Большой нэвог выделил нам одного человека, а с ним — два весла, так что в каждом нэвоге было по трое. Мы отправились все вместе, и дойти до Большого Бласкета у нас заняло немного времени, потому что тогда все уже почти стихло. Когда мы пристали к причалу, глазам нашим открылась удивительная картина: все, кто только мог на Большом острове, встречали нас в страхе и в замешательстве, многие со слезами — из-за того, что мы едва не утонули, заблудились, чуть было не пропали без вести и не сумели прийти домой раньше. Хотя у всех был очень мрачный вид, потом было много смеха и радости. Всех развеселила колдовская бутылка с кораблей из другого мира; тот, кто предложил бутылку, и те, кто выпил из нее адское зелье со вкусом спиртного.

— Вот черт, жалко, что они всю бутылку не прикончили! Славно бы тогда зажилось с нами их женам, после них-то!

Эта история не отпускала островитян лет двенадцать, и даже больше. И действительно, что за удивительное содержимое было в бутылке: если наперсток его растворить в кружке воды, то, что получилось, было достаточно крепким для любого мужчины. Очень долго мне в руки не попадалось ничего подобного. Никто в точности не знает, что это были за корабли, но говорили, что они вышли из большого города Лондона, дабы составить карту всей Ирландии. Другие утверждали, что эти корабли возвращались из Бразилии, потому что шли как раз с той стороны, когда мы их встретили. А некоторые считали, что они вообще были не из нашего мира и выглядели не как должно.

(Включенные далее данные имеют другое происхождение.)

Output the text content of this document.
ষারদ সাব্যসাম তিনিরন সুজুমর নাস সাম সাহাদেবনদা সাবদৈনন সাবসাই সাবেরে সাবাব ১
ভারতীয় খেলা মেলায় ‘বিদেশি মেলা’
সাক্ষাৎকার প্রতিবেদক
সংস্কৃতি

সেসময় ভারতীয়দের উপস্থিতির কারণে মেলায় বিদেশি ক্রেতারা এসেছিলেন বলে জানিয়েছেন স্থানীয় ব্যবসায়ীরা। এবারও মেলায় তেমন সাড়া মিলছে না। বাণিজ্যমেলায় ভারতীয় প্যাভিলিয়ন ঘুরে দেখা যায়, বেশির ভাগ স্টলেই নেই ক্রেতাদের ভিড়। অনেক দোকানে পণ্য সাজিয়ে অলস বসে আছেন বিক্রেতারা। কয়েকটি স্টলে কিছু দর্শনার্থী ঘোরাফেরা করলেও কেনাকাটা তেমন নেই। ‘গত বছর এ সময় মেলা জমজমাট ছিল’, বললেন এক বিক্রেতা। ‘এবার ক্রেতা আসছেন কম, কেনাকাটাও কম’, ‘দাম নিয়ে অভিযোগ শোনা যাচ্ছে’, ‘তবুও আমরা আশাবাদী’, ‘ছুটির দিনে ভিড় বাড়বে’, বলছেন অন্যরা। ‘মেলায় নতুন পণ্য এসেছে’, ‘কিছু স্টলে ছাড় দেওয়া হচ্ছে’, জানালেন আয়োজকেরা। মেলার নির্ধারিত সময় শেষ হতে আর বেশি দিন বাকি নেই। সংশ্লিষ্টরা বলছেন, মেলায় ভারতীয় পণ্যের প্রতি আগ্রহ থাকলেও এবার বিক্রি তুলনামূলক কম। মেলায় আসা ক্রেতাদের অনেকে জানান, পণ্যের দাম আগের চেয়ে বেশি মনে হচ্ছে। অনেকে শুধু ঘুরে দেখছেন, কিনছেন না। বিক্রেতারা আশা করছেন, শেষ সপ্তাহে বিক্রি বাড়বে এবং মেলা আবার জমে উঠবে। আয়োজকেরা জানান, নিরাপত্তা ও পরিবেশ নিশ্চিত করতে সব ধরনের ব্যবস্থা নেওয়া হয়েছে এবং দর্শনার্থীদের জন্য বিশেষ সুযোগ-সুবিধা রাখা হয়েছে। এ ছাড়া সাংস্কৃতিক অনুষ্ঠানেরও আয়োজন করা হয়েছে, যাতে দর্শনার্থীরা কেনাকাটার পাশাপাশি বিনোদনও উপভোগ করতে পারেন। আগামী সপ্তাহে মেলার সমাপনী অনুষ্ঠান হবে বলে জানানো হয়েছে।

В том году был замечательный улов. Всякий раз, стоило вынуть ловушки — и вот у тебя дюжина омаров, а это значит — дюжина шиллингов. Дюжина шиллингов — это полмешка муки, а полмешка крупы — шесть шиллингов. Нетрудно было бедняку прожить в те времена.

* * *

После того как корабли ушли, наступил удивительно погожий месяц, когда ни в одной луже не было даже ряби. Такая погода лучше всего подходит для рыбы, которую мы промышляли, а еще лучше то, что был огромный спрос на любую рыбу, какую только можно поймать. Мы с Янки хорошо управлялись с маленьким нэвогом, у нас была большая территория для лова, и никто не мог за нами угнаться. Омары обыкновенно набивались в ловушки ранним вечером. Однажды мы сильно припозднились, и они прямо валом валили в ловушки.

— Разве не грех уходить домой в такой славный тихий вечер, недолгий и не слишком холодный, когда в ловушках чистое золото? — сказал Пади. — Вот если бы здешние побыли немного на моем месте, они бы это лучше понимали. Пока мы доберемся до дома, уже день настанет. Давай лучше задержимся немного у ловушек, и туда набьется еще столько же, сколько сейчас, уж будь спокоен. А коли так, разве не жаль будет бросать их здесь?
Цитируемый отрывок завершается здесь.